Broad liquidity remains ample, with improving outlooks in industries like batteries, components, and oil & gas extraction
On the macro front, domestic broad liquidity remains relatively loose. February financial data exceeded expectations, with M1-M2 growth differential slightly widening, driven by offsetting effects such as offsetting seasonal factors, increased foreign exchange surplus, accelerated fiscal spending, and improved corporate funding needs. Fundamentals look promising, but sustainability needs observation. February import-export data and CPI both exceeded expectations, influenced by seasonal factors. February PPI also beat expectations, mainly driven by rising prices of non-ferrous metals and oil & gas resources.
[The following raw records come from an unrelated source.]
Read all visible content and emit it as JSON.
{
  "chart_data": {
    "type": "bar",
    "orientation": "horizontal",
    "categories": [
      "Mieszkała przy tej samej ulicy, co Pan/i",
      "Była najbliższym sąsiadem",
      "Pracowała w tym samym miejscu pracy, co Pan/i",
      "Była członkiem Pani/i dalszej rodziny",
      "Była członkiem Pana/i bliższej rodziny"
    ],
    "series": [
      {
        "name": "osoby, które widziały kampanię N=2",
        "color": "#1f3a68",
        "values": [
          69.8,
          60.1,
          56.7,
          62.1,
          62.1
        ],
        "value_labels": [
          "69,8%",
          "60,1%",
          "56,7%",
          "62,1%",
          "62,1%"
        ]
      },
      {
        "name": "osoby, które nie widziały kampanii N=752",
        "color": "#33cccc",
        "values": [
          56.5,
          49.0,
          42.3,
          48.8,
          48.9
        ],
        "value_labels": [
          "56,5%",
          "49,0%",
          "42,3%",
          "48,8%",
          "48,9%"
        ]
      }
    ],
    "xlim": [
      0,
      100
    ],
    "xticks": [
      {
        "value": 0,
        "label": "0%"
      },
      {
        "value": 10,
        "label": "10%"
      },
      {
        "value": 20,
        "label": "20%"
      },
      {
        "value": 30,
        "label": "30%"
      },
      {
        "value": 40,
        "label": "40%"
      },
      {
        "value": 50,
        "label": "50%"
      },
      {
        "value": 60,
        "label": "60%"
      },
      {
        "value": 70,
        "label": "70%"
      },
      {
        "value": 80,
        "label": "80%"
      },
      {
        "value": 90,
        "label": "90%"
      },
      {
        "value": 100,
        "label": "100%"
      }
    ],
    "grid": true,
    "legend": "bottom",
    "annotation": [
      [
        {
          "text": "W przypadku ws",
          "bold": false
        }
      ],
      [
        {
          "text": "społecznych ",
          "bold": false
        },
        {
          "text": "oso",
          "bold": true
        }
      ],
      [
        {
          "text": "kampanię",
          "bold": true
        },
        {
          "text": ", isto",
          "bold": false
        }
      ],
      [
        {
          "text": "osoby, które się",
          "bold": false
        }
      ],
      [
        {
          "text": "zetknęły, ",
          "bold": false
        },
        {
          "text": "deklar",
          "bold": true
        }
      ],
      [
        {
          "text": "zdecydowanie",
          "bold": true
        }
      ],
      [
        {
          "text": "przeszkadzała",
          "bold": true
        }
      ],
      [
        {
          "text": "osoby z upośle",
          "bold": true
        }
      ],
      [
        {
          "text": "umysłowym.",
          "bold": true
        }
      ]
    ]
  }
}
Micro-wise, industries with the largest upward revisions in profit forecasts over the past week/4 weeks include precious metals, batteries, oil & gas extraction, automation equipment, and components, with batteries, components, and oil & gas extraction showing the largest upward revisions in revenue expectations.
Investment suggestions: Given limited macro visibility and upcoming earnings verification, reduce positions to explore alpha
In the short term, macro risks such as geopolitical tensions and stagflation concerns persist. Domestic data for January-February mostly exceeded expectations but are affected by seasonal factors; sustainability remains to be seen. Micro-wise, global concerns about AI’s disruptive impact still exist. Domestically, A-shares are entering an important window for annual and first-quarter earnings verification, with high consensus on the cyclical rebound of power grid equipment, optical fiber cables, and chemical industries. It is recommended to reduce positions and leave room for adjustments. Focus on extracting alpha from the power chain and essential consumer goods. Additionally, as valuation pressures ease and catalysts emerge in upstream hardware of computing power chains, consider buying on dips. Stock selection should emphasize valuation and dividends.
Risk warnings: 1) Discrepancies between domestic and external fundamentals; 2) Geopolitical and oil price rise risks not meeting expectations.